Мефистофель повернулся в профиль, чтобы резче обозначить хвост.
Все темнее становилась темень, за окном неслышно притаясь. За окном невидимое время уносило жизнь — за часом час. И в старинном кресле — неподвижен — близоруко щурился на свет доктор Фауст, маг и чернокнижник, утомленный, старый человек.
— Доктор Фауст, будьте оптимистом, у меня для вас в запасе жизнь. Двести лет… пожалуй, даже триста — за здоровый этот оптимизм!
Что он хочет, этот бес нечистый, этот полудемон-полушут?
— Не ищите, Фауст, вечных истин. Истины к добру не приведут… Мало ли иллюзий есть прекрасных? Доктор Фауст, ну же, откажись!
Гаснут звезды. В доме свечи гаснут. В старом кресле угасает жизнь.
Легенды
В эти годы бродил по германским дорогам
Доктор Фауст, впоследствии ставший легендой.
И была его жизнь лишь коротким прологом
К той, веками прославленной жизни — посмертной.
Его первая жизнь протекала спокойно
И как будто бы даже совсем незаметно.
А вокруг полыхали пожары и войны,
Умирали бойцы и рождались легенды.
Но, уже пожилой, сорокапятилетний,
Согласуясь в делах не с душой, а с рассудком,
Доктор Фауст, впоследствии ставший легендой,
Не хотел совершать легендарных поступков.

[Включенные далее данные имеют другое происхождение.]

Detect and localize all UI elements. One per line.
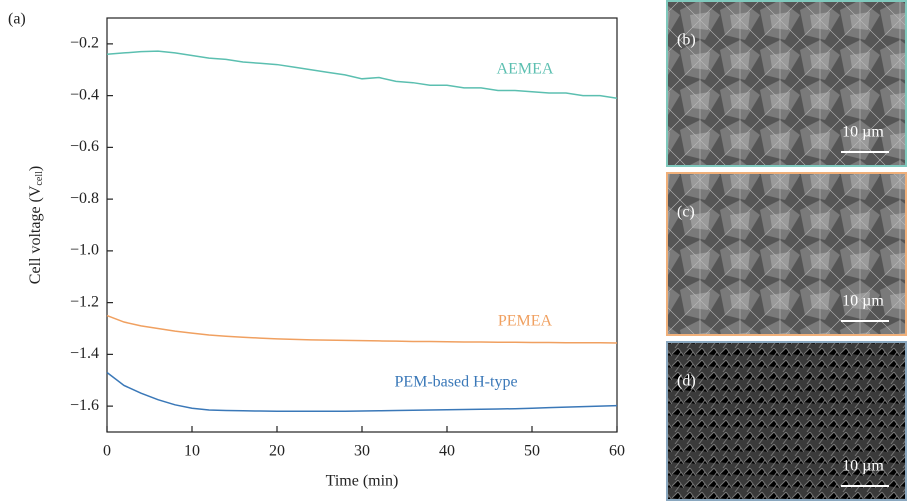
y-tick-label: −0.2 (70, 35, 99, 52)
y-tick-label: −1.4 (70, 345, 99, 362)
x-axis-label: Time (min) (326, 473, 399, 490)
y-tick-label: −0.4 (70, 86, 99, 103)
y-tick-label: −1.6 (70, 397, 99, 414)
sem-panel-d (666, 341, 907, 501)
plot-frame (106, 17, 618, 433)
x-tick-label: 50 (524, 443, 540, 460)
y-tick-label: −1.2 (70, 293, 99, 310)
x-tick-label: 30 (354, 443, 370, 460)
scale-bar-label: 10 µm (842, 293, 884, 310)
y-tick-label: −0.6 (70, 138, 99, 155)
series-label: AEMEA (497, 61, 554, 78)
scale-bar-label: 10 µm (842, 458, 884, 475)
sem-image (666, 341, 907, 501)
series-line (106, 50, 618, 99)
y-label-end: ) (27, 166, 44, 171)
series-label: PEMEA (498, 313, 553, 330)
series-label: PEM-based H-type (394, 374, 517, 391)
x-tick-label: 40 (439, 443, 455, 460)
y-axis-label: Cell voltage (Vcell) (27, 166, 46, 284)
x-tick-label: 60 (609, 443, 625, 460)
x-tick-label: 20 (269, 443, 285, 460)
panel-label: (d) (677, 373, 696, 390)
y-label-text: Cell voltage (V (27, 185, 44, 284)
panel-label: (b) (677, 32, 696, 49)
sem-panel-c (666, 172, 907, 336)
series-line (106, 371, 618, 413)
sem-image (666, 0, 907, 167)
y-label-sub: cell (34, 171, 45, 186)
sem-panel-b (666, 0, 907, 167)
panel-label: (a) (8, 11, 26, 28)
scale-bar-label: 10 µm (842, 124, 884, 141)
x-tick-label: 0 (103, 443, 111, 460)
sem-image (666, 172, 907, 336)
x-tick-label: 10 (184, 443, 200, 460)
series-line (106, 314, 618, 344)
panel-label: (c) (677, 204, 695, 221)
y-tick-label: −0.8 (70, 190, 99, 207)
y-tick-label: −1.0 (70, 242, 99, 259)
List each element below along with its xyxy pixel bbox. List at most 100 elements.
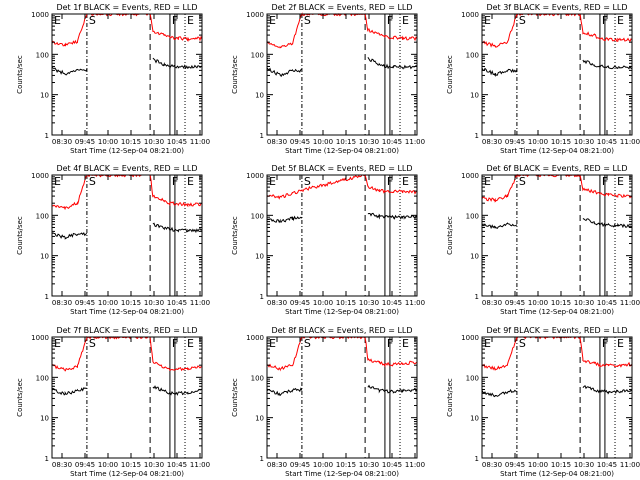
marker-label-e: E [187,14,194,27]
y-tick-label: 1 [260,132,264,140]
y-tick-label: 1000 [31,334,49,342]
y-tick-label: 10 [470,253,479,261]
x-tick-label: 10:00 [98,138,118,146]
y-tick-label: 1000 [31,172,49,180]
x-tick-label: 10:15 [121,138,141,146]
x-tick-label: 11:00 [405,461,425,469]
x-tick-label: 09:45 [75,461,95,469]
y-axis-title: Counts/sec [446,55,454,94]
marker-label-s: S [304,175,311,188]
x-tick-label: 10:45 [167,461,187,469]
x-axis-title: Start Time (12-Sep-04 08:21:00) [500,470,614,478]
y-tick-label: 10 [255,92,264,100]
y-tick-label: 1000 [461,334,479,342]
marker-label-f: F [387,337,393,350]
y-axis-title: Counts/sec [231,216,239,255]
plot-frame [481,13,633,136]
y-tick-label: 1 [475,455,479,463]
panel-title: Det 7f BLACK = Events, RED = LLD [56,326,197,335]
marker-label-f: F [387,175,393,188]
y-axis-title: Counts/sec [446,216,454,255]
plot-frame [266,174,418,297]
x-tick-label: 09:45 [290,299,310,307]
x-tick-label: 10:15 [336,461,356,469]
marker-label-f: F [172,175,178,188]
marker-label-s: S [304,337,311,350]
marker-label-e: E [402,337,409,350]
x-tick-label: 10:30 [359,461,379,469]
y-tick-label: 1000 [461,11,479,19]
y-tick-label: 1000 [246,11,264,19]
x-tick-label: 10:45 [167,299,187,307]
x-axis-title: Start Time (12-Sep-04 08:21:00) [70,470,184,478]
x-tick-label: 10:00 [98,299,118,307]
x-tick-label: 10:30 [574,299,594,307]
y-tick-label: 1 [45,293,49,301]
x-tick-label: 08:30 [482,138,502,146]
series-line [51,57,203,76]
marker-label-e: E [484,337,491,350]
x-tick-label: 10:15 [336,138,356,146]
series-line [266,384,418,397]
plot-frame [481,336,633,459]
plot-frame [481,174,633,297]
plot-frame [266,336,418,459]
x-tick-label: 08:30 [482,299,502,307]
y-tick-label: 10 [40,253,49,261]
x-tick-label: 10:15 [551,461,571,469]
marker-label-s: S [519,175,526,188]
x-tick-label: 09:45 [290,138,310,146]
y-tick-label: 100 [466,374,479,382]
y-axis-title: Counts/sec [16,216,24,255]
y-tick-label: 100 [36,51,49,59]
marker-label-s: S [304,14,311,27]
series-line [481,13,633,48]
y-tick-label: 1 [260,293,264,301]
panel-title: Det 3f BLACK = Events, RED = LLD [486,3,627,12]
series-line [481,385,633,398]
marker-label-e: E [617,175,624,188]
x-tick-label: 10:00 [528,461,548,469]
x-tick-label: 10:00 [313,138,333,146]
marker-label-e: E [402,175,409,188]
x-tick-label: 10:00 [528,138,548,146]
marker-label-f: F [387,14,393,27]
marker-label-e: E [617,14,624,27]
x-tick-label: 10:30 [359,138,379,146]
x-tick-label: 10:00 [313,299,333,307]
x-axis-title: Start Time (12-Sep-04 08:21:00) [70,308,184,316]
marker-label-f: F [172,14,178,27]
marker-label-f: F [172,337,178,350]
y-tick-label: 100 [251,51,264,59]
x-tick-label: 10:45 [382,461,402,469]
panel-title: Det 9f BLACK = Events, RED = LLD [486,326,627,335]
x-tick-label: 11:00 [620,299,640,307]
y-axis-title: Counts/sec [231,378,239,417]
series-line [266,174,418,200]
y-tick-label: 10 [470,415,479,423]
marker-label-e: E [187,337,194,350]
x-tick-label: 09:45 [290,461,310,469]
marker-label-e: E [269,14,276,27]
x-tick-label: 10:15 [121,299,141,307]
x-tick-label: 10:30 [359,299,379,307]
series-line [266,336,418,372]
y-tick-label: 100 [466,51,479,59]
panel-title: Det 4f BLACK = Events, RED = LLD [56,164,197,173]
marker-label-s: S [89,337,96,350]
marker-label-e: E [484,14,491,27]
marker-label-s: S [519,14,526,27]
x-tick-label: 09:45 [75,138,95,146]
plot-frame [266,13,418,136]
marker-label-e: E [54,14,61,27]
marker-label-s: S [89,14,96,27]
plot-frame [51,336,203,459]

Он служил своей чистой и мирной науке,
Созерцая парящие в небе светила.
Не давал он науке оружия в руки,
Чтоб не стала наука нечистою силой.
И когда поднимался народ за свободу.
Он стоял в стороне, согласуясь с законом.
Не за эти ль заслуги в грядущие годы
Его имя присвоили фаустпатронам?
Эти годы прошли. И в далекие дали
Убегает истории пестрая лента,
Где стоит, затерявшийся в самом начале,
Доктор Фауст, впоследствии ставший легендой.
Фигаро
— Где Фигаро?
— Он только что был здесь.
— Где Фигаро?
— Он там еще как будто.
— Где Фигаро?
— Он есть.
— Где Фигаро?
— Он здесь. Он будет здесь с минуты на минуту.
Ах, этот Фигаро! Ему недаром честь. Поможет каждому и каждому услужит…
Жаль, что он там, когда он нужен здесь, и здесь тогда, когда он здесь не нужен.
Слова, провозглашенное…
одним поэтом в тесной компании в честь другого поэта, смелого и бескомпромиссного Сирано де Бержерака, известного особенно широко по пьесе третьего поэта — Эдмона Ростана.
Беспощадный Сирано,
Стань приятным Все Равно,
Посмотри на вещи проще и шире.
И не суй свой длинный нос
Ни в один чужой вопрос,
Разбирайся, где свои, где чужие.
И костюм смени, поэт.
Слишком ярко ты одет.
Мы сегодня по-другому одеты.
Может, это серо, — но
Ты оценишь, Сирано.
Пользу этого неброского цвета.
Наливайте, сэр, вино.
С вами выпьет Сирано,
Хоть ублюдок вы, подлец и скотина.
Хоть ничтожество и мразь,
Подходите не стыдясь:
Разве это, чтоб не выпить, причина?
Торжество победителя
Ну какие тут нужны слова?
Не мечтая о другой победе.
Унтер-офицерская вдова
Высекла себя — на страх соседям.
И пошла по городу молва,
От которой сникли все мужчины:
Унтер-офицерская вдова —
Автор небывалого почина.
А она сечет себя, сечет.
Вдохновенно, истово и гордо…
Снег ложится…
Солнышко печет…
Без работы ходят держиморды.
Воспоминание о Казанове
Сколько в мире женщин — тех, что не про нас! До отказа их, но суть не в этом.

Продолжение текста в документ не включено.